Дальше следуют длинные объяснения, что такое ревматизм, порок сердца, цирроз печени16.
Слова, которые я говорил уже двести раз! Она их не может понять. Смотрит своими водянистыми голубыми глазами. Во мне уже закипает злость.
— Михаил Иванович, ну подождите хотя бы с недельку! Я вас умоляю...
— Не могу. Извините, пожалуйста, мне нужно идти.
Ушел. Она еще что-то пыталась говорить. Нет. Не могу. Хорошая дополнительная зарядка перед операцией! Черт бы ее побрал! А что сделаешь? Она несчастна. Она не виновата. Никто не виноват. Все мы виноваты, что не можем создать жизнь без этих драм. Без вот таких, когда смерть.
Есть несколько минут до утренней конференции. Нужно зайти проститься.
Третий этаж. Маленькая палата. Цветы. Саша сидит в кровати. Сутулый. Грустный. Жалко, ох, как жалко его!
— О, Михаил Иванович, здравствуйте, заходите.

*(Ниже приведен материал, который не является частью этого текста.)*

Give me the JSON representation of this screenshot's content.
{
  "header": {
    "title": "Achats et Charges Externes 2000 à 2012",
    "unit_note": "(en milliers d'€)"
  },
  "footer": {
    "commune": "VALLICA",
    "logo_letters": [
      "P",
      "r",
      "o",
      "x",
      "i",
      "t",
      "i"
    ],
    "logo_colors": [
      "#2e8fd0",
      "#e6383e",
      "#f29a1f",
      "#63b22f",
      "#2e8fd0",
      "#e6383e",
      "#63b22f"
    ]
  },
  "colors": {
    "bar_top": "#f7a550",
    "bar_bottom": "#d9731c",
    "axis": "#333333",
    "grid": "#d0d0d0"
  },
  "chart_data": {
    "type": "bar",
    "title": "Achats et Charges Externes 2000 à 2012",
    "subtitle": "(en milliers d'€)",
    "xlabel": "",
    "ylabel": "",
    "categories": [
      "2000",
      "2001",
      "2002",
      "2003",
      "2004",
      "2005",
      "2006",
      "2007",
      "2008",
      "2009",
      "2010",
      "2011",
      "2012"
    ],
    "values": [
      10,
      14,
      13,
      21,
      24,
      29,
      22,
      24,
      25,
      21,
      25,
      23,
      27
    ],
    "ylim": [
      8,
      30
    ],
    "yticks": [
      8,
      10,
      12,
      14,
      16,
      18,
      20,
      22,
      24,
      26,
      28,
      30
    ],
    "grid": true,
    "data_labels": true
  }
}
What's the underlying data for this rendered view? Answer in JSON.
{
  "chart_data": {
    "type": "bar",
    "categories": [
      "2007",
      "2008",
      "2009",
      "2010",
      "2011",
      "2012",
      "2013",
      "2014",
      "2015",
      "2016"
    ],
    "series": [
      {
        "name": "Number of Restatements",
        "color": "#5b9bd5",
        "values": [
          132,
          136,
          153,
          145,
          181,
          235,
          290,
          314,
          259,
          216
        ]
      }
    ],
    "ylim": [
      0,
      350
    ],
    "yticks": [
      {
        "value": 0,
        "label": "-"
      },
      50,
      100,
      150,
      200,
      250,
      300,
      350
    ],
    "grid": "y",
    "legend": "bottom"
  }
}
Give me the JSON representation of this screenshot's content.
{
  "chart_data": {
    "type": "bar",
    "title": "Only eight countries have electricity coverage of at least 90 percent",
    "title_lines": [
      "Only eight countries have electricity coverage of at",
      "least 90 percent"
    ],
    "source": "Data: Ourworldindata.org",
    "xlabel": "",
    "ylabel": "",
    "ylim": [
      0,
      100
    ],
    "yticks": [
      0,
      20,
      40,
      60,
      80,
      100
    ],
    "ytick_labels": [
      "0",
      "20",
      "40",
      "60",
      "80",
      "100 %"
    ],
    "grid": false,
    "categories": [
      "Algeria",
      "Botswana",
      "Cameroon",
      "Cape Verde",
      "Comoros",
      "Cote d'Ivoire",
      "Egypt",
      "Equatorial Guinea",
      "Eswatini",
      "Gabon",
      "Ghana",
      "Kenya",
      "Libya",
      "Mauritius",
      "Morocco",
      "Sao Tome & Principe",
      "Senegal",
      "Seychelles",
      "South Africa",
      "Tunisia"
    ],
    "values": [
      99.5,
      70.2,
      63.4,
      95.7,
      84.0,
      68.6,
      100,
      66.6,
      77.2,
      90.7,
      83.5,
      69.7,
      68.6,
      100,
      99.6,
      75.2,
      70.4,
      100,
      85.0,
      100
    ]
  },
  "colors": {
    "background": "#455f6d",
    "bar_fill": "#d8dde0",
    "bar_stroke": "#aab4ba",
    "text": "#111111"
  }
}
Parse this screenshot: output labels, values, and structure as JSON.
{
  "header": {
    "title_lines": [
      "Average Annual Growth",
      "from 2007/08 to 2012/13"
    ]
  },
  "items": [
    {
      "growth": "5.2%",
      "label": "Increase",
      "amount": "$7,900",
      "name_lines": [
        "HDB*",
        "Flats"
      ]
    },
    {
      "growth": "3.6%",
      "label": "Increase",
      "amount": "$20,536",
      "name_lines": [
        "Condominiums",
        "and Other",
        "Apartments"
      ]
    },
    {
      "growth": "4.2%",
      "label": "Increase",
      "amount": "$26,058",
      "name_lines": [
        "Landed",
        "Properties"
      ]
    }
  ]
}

Улыбается. Чудесная открытая улыбка на худом, бледном лице. Секунду рассматриваю его как друг и как врач. Ничего, держится.
— Спал?
Обычно я называю его на «вы». Все-таки он не мальчик, ученый, такой рафинированный интеллигент. Всех нянек зовет по имени-отчеству. Но сегодня нельзя. Нужна опора. Раечка его, наверное, достаточно подогрела. Плакала, конечно.
— Посидите хоть немножко! Делаю бодрую улыбку и сажусь напротив. Он стал серьезен.
— Михаил Иванович, времени мало. Вам нужно проводить конференцию, меня уже ждет Дмитрий Алексеевич со своими шприцами. Я еще раз все продумал. Это грустно, но выхода нет. Значит, как решили, так и будет. Остается только достойно держаться. — Все будет хорошо. Я уверен. Я не уверен. Но все было высказано вчера. Раз он решил — не изменит. Поэтому нужно лгать. Так мне кажется.